What's on Their Minds?

As grade-school kids learn more about adoption, they begin to ask more questions. How do you respond?

Tackling Common Childhood Fears About Adoption

When my daughter, Sun-Jia, was eight, she surprised me one day by blurting out, “Mom, do you think my birth parents will come back to get me?” At first I was confused, unsure of why Sun-Jia was asking. But as I gently probed, I discovered that she was wondering aloud whether her birth parents were alive and whether she held a permanent place in our family.

A Search for Answers

Preschoolers live largely in a fantasy world, lacking the ability to completely understand adoption. But by the time they enter grade school, they have a firmer grasp of the world around them. They begin to realize that they have two separate families, and can grapple with what that means. Your child may ask questions that are puzzling, or whose answers seem obvious. But what he is really trying to do is make sense of his adoption and tackle common childhood fears.

How Can You Help?

Ask your own questions. If your child asks, “Do you think my birth parents will come back to get me?” you might respond, “Can you tell me what might happen—or how you would feel—if your birth parents appeared at our door?” As your child answers, you will get a better sense of her concerns. She might be thinking, for example, “I’m afraid of losing you, just like I lost my birth parents.”
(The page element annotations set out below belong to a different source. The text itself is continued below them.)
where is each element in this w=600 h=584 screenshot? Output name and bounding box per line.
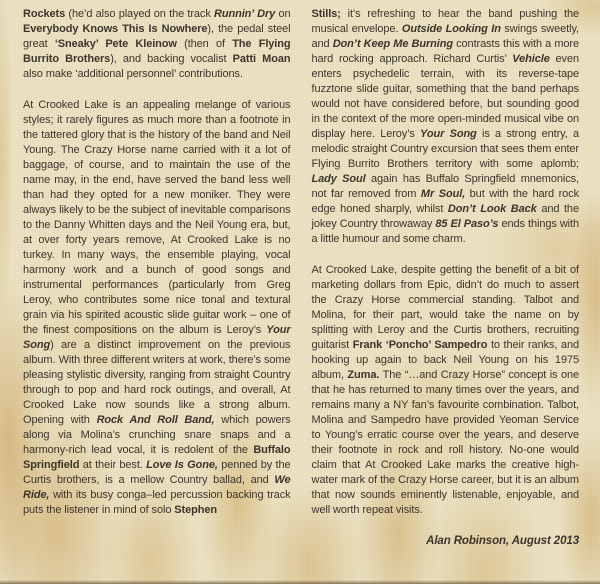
body-text: penned by the Curtis brothers, is a mellow Country ballad, and: [23, 459, 291, 486]
emphasized-text: Frank ‘Poncho’ Sampedro: [352, 339, 488, 351]
body-text: (he’d also played on the track: [65, 8, 215, 20]
emphasized-text: Stephen: [174, 504, 217, 516]
emphasized-text: Your Song: [23, 324, 291, 351]
body-text: contrasts this with a more hard rocking approach. Richard Curtis’: [311, 38, 579, 65]
body-text: ), and backing vocalist: [110, 53, 233, 65]
body-text: ends things with a little humour and some charm.: [311, 218, 579, 245]
paragraph-band-legacy: [312, 263, 580, 518]
paragraph-review-continued: [312, 7, 580, 247]
emphasized-text: Runnin’ Dry: [214, 8, 276, 20]
body-text: ) are a distinct improvement on the previous album. With three different writers at work, there’s some pleasing stylistic diversity, ranging from straight Country through to pop and hard rock outings, and overall, At Crooked Lake now sounds like a strong album. Opening with: [23, 339, 291, 426]
body-text: on: [275, 8, 291, 20]
left-column: [23, 7, 291, 584]
emphasized-text: Zuma.: [347, 369, 380, 381]
body-text: again has Buffalo Springfield mnemonics, not far removed from: [311, 173, 579, 200]
body-text: at their best.: [79, 459, 147, 471]
paragraph-additional-personnel: [23, 7, 291, 82]
body-text: ), the pedal steel great: [23, 23, 291, 50]
emphasized-text: We Ride,: [23, 474, 291, 501]
emphasized-text: 85 El Paso’s: [435, 218, 499, 230]
emphasized-text: Don’t Keep Me Burning: [332, 38, 453, 50]
emphasized-text: Love Is Gone,: [146, 459, 218, 471]
right-column: [312, 7, 580, 584]
body-text: is a strong entry, a melodic straight Country excursion that sees them enter Flying Burrito Brothers territory with some aplomb;: [311, 128, 579, 170]
emphasized-text: Outside Looking In: [401, 23, 501, 35]
author-signature: Alan Robinson, August 2013: [426, 535, 579, 547]
body-text: also make ‘additional personnel’ contributions.: [23, 68, 243, 80]
emphasized-text: Lady Soul: [311, 173, 366, 185]
emphasized-text: ‘Sneaky’ Pete Kleinow: [54, 38, 177, 50]
emphasized-text: Stills;: [311, 8, 341, 20]
body-text: At Crooked Lake, despite getting the benefit of a bit of marketing dollars from Epic, didn’t do much to assert the Crazy Horse commercial standing. Talbot and Molina, for their part, would take the name on by splitting with Leroy and the Curtis brothers, recruiting guitarist: [311, 264, 579, 351]
emphasized-text: Rock And Roll Band,: [96, 414, 215, 426]
body-text: and the jokey Country throwaway: [311, 203, 579, 230]
emphasized-text: Don’t Look Back: [447, 203, 537, 215]
body-text: At Crooked Lake is an appealing melange of various styles; it rarely figures as much more than a footnote in the tattered glory that is the history of the band and Neil Young. The Crazy Horse name carried with it a lot of baggage, of course, and to maintain the use of the name may, in the end, have served the band less well than had they opted for a new moniker. They were always likely to be the subject of inevitable comparisons to the Danny Whitten days and the Neil Young era, but, at over forty years remove, At Crooked Lake is no turkey. In many ways, the ensemble playing, vocal harmony work and a bunch of good songs and instrumental performances (particularly from Greg Leroy, who contributes some nice tonal and textural grain via his spirited acoustic slide guitar work – one of the finest compositions on the album is Leroy’s: [23, 99, 291, 336]
emphasized-text: The Flying Burrito Brothers: [23, 38, 291, 65]
body-text: it’s refreshing to hear the band pushing the musical envelope.: [311, 8, 579, 35]
body-text: The “…and Crazy Horse” concept is one that he has returned to many times over the years, and remains many a NY fan’s favourite combination. Talbot, Molina and Sampedro have provided Yeoman Service to Young’s erratic course over the years, and deserve their footnote in rock and roll history. No-one would claim that At Crooked Lake marks the creative high-water mark of the Crazy Horse career, but it is an album that now sounds eminently listenable, enjoyable, and well worth repeat visits.: [311, 369, 580, 516]
body-text: to their ranks, and hooking up again to back Neil Young on his 1975 album,: [311, 339, 579, 381]
emphasized-text: Your Song: [420, 128, 477, 140]
paragraph-album-review: [23, 98, 291, 518]
body-text: but with the hard rock edge honed sharply, whilst: [311, 188, 579, 215]
body-text: swings sweetly, and: [311, 23, 580, 50]
body-text: even enters psychedelic terrain, with its reverse-tape fuzztone slide guitar, something that the band perhaps would not have considered before, but sounding good in the context of the more open-minded musical vibe on display here. Leroy’s: [311, 53, 579, 140]
emphasized-text: Everybody Knows This Is Nowhere: [23, 23, 208, 35]
emphasized-text: Rockets: [23, 8, 66, 20]
emphasized-text: Vehicle: [512, 53, 550, 65]
emphasized-text: Buffalo Springfield: [23, 444, 291, 471]
emphasized-text: Mr Soul,: [420, 188, 466, 200]
body-text: which powers along via Molina’s crunching snare snaps and a harmony-rich lead vocal, it is redolent of the: [23, 414, 291, 456]
body-text: (then of: [176, 38, 233, 50]
emphasized-text: Patti Moan: [232, 53, 291, 65]
body-text: with its busy conga–led percussion backing track puts the listener in mind of solo: [23, 489, 291, 516]
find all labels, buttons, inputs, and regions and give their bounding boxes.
Be reassuring. Children need to know that no one can take them away from you—that adoption is a legal and permanent commitment. Show your commitment through your actions and words.

Be honest. Some grade-schoolers understand that many mothers are parenting their children despite hardships in their lives. Your child might say, “June’s mother is poor and doesn’t have a husband. How come she kept June, and my birth mother didn’t keep me?” Rather than go into lengthy explanations, simply explain that your child’s birth mother had some “grown-up problems” she couldn’t resolve, and she chose to give her child a more stable life through adoption.

Allow for fantasies. By age six, a child can imagine life with her birth parents as the “road not taken.” She may fantasize about how much better life would have been with them, particularly when you set limits. She might say, “My birth mother wouldnt make me go to bed so early!” Rather than dismiss her comments, make her birth parents your allies. You can reply, “I think your birth mother would want you to get plenty of rest so you can be healthy and strongjust like I do.”